The craggly-faced film actor was born in Spokane, Washington and raised in Montana, growing up with ranchers and cowboys which would eventually inspire his performances in dozens of westerns later in life. The USC graduate began his acting career in radio and on stage.
McIntire began his long movie career in 1947 often playing roles as police chiefs, judges and sometimes crazy coots. His films include the film noir classic The Asphalt Jungle (1950) and his last film playing a crazy dog owner in Turner & Hooch (1989). He also played movie villains in westerns, some of which are considered the best films of the genre; Winchester '73 (1950) and The Tin Star (1957) in which he was not a villain but a country doctor. On television, he appeared in The Naked City (his character was killed off) and played the wagon master on Wagon Train in 1961, and replaced actor Lee J. Cobb on The Virginian in 1967. He married fellow actor Jeanette Nolan, in 1935, and they had two children together, one of whom was the actor Tim McIntire who starred in the 1978 film American Hot Wax.
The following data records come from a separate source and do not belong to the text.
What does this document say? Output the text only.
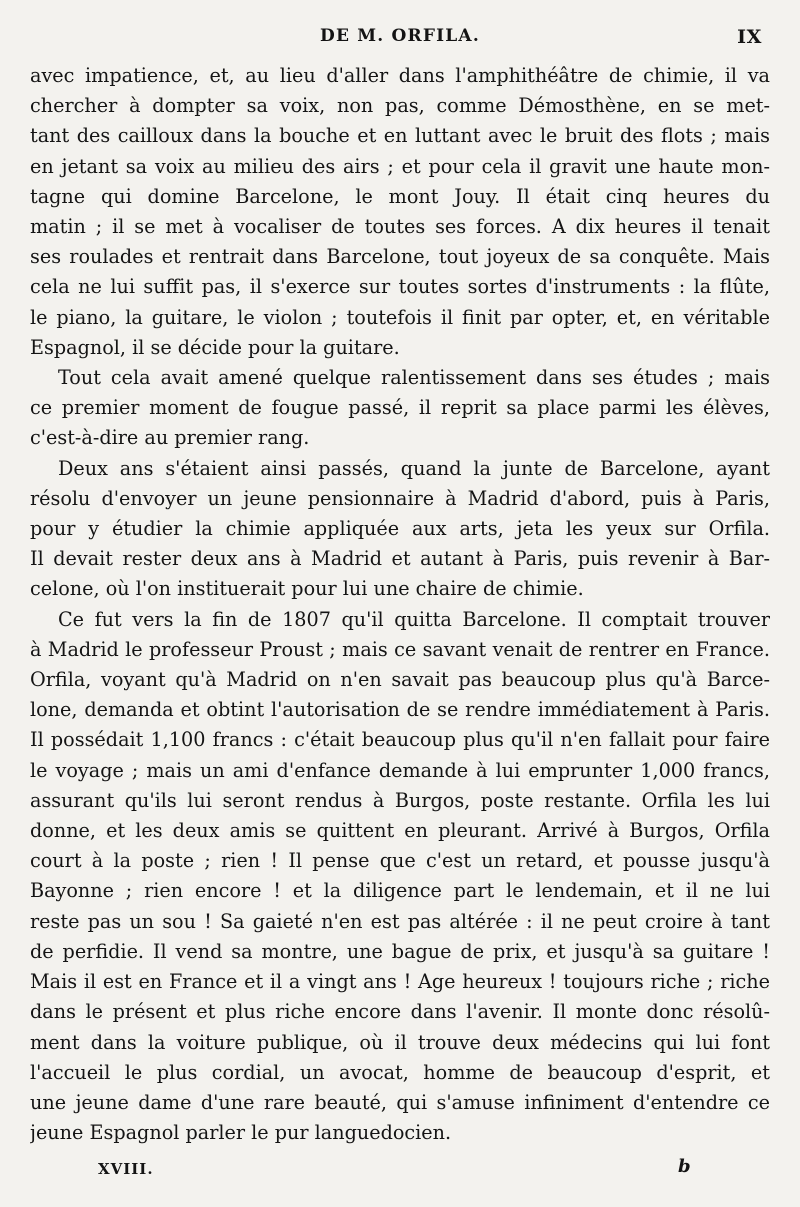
DE M. ORFILA.	IX
avec impatience, et, au lieu d'aller dans l'amphithéâtre de chimie, il va
chercher à dompter sa voix, non pas, comme Démosthène, en se met-
tant des cailloux dans la bouche et en luttant avec le bruit des flots ; mais
en jetant sa voix au milieu des airs ; et pour cela il gravit une haute mon-
tagne qui domine Barcelone, le mont Jouy. Il était cinq heures du
matin ; il se met à vocaliser de toutes ses forces. A dix heures il tenait
ses roulades et rentrait dans Barcelone, tout joyeux de sa conquête. Mais
cela ne lui suffit pas, il s'exerce sur toutes sortes d'instruments : la flûte,
le piano, la guitare, le violon ; toutefois il finit par opter, et, en véritable
Espagnol, il se décide pour la guitare.
Tout cela avait amené quelque ralentissement dans ses études ; mais
ce premier moment de fougue passé, il reprit sa place parmi les élèves,
c'est-à-dire au premier rang.
Deux ans s'étaient ainsi passés, quand la junte de Barcelone, ayant
résolu d'envoyer un jeune pensionnaire à Madrid d'abord, puis à Paris,
pour y étudier la chimie appliquée aux arts, jeta les yeux sur Orfila.
Il devait rester deux ans à Madrid et autant à Paris, puis revenir à Bar-
celone, où l'on instituerait pour lui une chaire de chimie.
Ce fut vers la fin de 1807 qu'il quitta Barcelone. Il comptait trouver
à Madrid le professeur Proust ; mais ce savant venait de rentrer en France.
Orfila, voyant qu'à Madrid on n'en savait pas beaucoup plus qu'à Barce-
lone, demanda et obtint l'autorisation de se rendre immédiatement à Paris.
Il possédait 1,100 francs : c'était beaucoup plus qu'il n'en fallait pour faire
le voyage ; mais un ami d'enfance demande à lui emprunter 1,000 francs,
assurant qu'ils lui seront rendus à Burgos, poste restante. Orfila les lui
donne, et les deux amis se quittent en pleurant. Arrivé à Burgos, Orfila
court à la poste ; rien ! Il pense que c'est un retard, et pousse jusqu'à
Bayonne ; rien encore ! et la diligence part le lendemain, et il ne lui
reste pas un sou ! Sa gaieté n'en est pas altérée : il ne peut croire à tant
de perfidie. Il vend sa montre, une bague de prix, et jusqu'à sa guitare !
Mais il est en France et il a vingt ans ! Age heureux ! toujours riche ; riche
dans le présent et plus riche encore dans l'avenir. Il monte donc résolû-
ment dans la voiture publique, où il trouve deux médecins qui lui font
l'accueil le plus cordial, un avocat, homme de beaucoup d'esprit, et
une jeune dame d'une rare beauté, qui s'amuse infiniment d'entendre ce
jeune Espagnol parler le pur languedocien.
XVIII.	b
McIntire also played the brief but memorable role of Sheriff Chambers in Alfred Hitchcock's Psycho (1960), in which Nolan read some of Mother's lines and also did some voice-over screaming. McIntire worked more closely with Jeanette Nolan in Disney's 1977 The Rescuers, where he had voiced the cat Rufus and she, the muskrat Ellie Mae.
McIntire died from emphysema and lung cancer in 1991, He was 83 years old.